La Francia sperava che l'UE si accordasse per finanziare il costo della crescita energetica, o per limitare i prezzi del gas; La Germania ha promosso un pacchetto di sottovenzioni interne di 200 miliardi di euro.
La Germania vuole invertire le regole di bilancio UE prima di Coved; la Francia vuole continuare con il suo pacchetto di spesa. La Francia vuole l'approvvigionamento congiunto di attrezzature militari dall'UE; la Germania ritiene che sia un ostacolo alle imprese francesi e preferisca i mezzi americani.
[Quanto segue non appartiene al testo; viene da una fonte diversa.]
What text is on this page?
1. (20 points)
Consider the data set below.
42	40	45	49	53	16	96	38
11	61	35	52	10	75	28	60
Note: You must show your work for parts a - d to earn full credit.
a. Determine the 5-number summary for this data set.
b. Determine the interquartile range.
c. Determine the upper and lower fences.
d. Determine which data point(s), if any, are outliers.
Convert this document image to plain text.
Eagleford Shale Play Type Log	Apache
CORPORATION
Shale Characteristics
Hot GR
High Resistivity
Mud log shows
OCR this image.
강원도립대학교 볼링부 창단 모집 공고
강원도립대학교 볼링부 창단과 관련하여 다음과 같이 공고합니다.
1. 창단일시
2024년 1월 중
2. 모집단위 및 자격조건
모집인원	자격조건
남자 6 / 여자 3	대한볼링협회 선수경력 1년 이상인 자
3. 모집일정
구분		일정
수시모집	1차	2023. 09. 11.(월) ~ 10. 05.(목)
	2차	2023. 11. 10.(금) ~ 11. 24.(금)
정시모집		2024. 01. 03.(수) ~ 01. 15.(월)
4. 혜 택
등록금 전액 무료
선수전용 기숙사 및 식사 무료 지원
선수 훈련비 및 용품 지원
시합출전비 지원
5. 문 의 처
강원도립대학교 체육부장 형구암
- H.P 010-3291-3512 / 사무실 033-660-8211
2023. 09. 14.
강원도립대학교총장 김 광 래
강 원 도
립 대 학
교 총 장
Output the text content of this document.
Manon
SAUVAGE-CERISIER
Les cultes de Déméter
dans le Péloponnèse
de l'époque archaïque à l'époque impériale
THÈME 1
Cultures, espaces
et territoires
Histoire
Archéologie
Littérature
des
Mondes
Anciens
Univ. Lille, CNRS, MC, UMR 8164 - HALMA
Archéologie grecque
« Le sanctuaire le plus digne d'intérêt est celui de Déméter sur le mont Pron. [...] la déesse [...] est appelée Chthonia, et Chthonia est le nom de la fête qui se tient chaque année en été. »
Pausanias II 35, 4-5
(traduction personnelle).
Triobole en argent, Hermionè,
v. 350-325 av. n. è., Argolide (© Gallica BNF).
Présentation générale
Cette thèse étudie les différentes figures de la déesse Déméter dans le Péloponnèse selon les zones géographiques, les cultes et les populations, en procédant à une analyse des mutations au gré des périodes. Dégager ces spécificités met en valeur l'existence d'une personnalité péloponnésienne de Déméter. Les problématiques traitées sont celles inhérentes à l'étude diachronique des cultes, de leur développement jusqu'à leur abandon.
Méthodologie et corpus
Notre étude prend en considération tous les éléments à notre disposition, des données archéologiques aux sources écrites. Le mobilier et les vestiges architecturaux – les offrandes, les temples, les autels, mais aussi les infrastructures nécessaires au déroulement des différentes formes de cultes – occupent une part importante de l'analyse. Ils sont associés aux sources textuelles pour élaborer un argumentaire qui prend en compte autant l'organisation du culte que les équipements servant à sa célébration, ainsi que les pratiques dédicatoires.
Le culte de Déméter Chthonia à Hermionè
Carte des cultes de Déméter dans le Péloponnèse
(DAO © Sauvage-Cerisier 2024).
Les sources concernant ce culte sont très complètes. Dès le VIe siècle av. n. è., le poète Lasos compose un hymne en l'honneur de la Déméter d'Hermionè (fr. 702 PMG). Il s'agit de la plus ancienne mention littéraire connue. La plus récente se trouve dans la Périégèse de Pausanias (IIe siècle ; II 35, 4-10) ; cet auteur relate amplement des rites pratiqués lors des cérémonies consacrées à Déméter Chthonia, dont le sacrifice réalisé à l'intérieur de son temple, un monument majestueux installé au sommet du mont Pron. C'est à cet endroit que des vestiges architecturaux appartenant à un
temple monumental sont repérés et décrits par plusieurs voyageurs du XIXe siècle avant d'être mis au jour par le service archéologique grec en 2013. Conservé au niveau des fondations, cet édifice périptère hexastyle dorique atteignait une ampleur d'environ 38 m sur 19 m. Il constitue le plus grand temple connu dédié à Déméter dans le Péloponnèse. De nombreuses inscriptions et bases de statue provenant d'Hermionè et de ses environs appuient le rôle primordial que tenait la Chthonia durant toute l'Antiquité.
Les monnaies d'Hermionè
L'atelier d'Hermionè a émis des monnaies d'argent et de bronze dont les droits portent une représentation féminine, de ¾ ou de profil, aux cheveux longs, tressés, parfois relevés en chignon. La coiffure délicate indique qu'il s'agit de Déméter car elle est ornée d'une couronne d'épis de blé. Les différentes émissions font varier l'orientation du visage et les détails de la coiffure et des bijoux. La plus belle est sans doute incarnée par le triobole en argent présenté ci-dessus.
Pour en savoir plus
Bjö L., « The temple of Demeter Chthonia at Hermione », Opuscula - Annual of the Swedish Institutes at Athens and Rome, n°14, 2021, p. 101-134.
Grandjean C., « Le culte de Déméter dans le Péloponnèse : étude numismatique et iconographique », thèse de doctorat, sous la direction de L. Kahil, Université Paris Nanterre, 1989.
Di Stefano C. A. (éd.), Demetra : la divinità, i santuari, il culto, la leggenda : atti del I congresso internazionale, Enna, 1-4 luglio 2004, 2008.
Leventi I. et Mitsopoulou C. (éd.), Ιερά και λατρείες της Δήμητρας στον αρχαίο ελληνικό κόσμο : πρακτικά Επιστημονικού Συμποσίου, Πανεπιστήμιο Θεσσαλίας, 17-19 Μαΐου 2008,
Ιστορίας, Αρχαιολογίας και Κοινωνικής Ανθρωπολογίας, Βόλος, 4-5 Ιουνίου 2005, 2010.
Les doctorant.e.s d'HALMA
Ma ovviamente la lista è più lunga.
Le tensioni nelle relazioni tra Francia e Germania sono di grande importanza oltre Parigi e Berlino. Anche se può essere incredibile in 25 delle 27 nazioni dell'UE, “chift” è in cima allo sforzo.
Tutte le fasi di integrazione europea, dall'euro alla libera circolazione, all'ampliamento o al mercato unico, sono state il risultato di compromessi franco-tedeschi.
L'accordo tra i due è una condizione necessaria per la politica europea e una condizione sempre necessaria.
In parte a causa delle loro dimensioni.
Entrambi costituiscono un terzo della popolazione dell'UE e dei suoi due quinto del PIL. Ma le differenze fondamentali tra i due hanno rafforzato l'impatto di qualsiasi accordo raggiunto da questi paesi, abcnews.al relazioni.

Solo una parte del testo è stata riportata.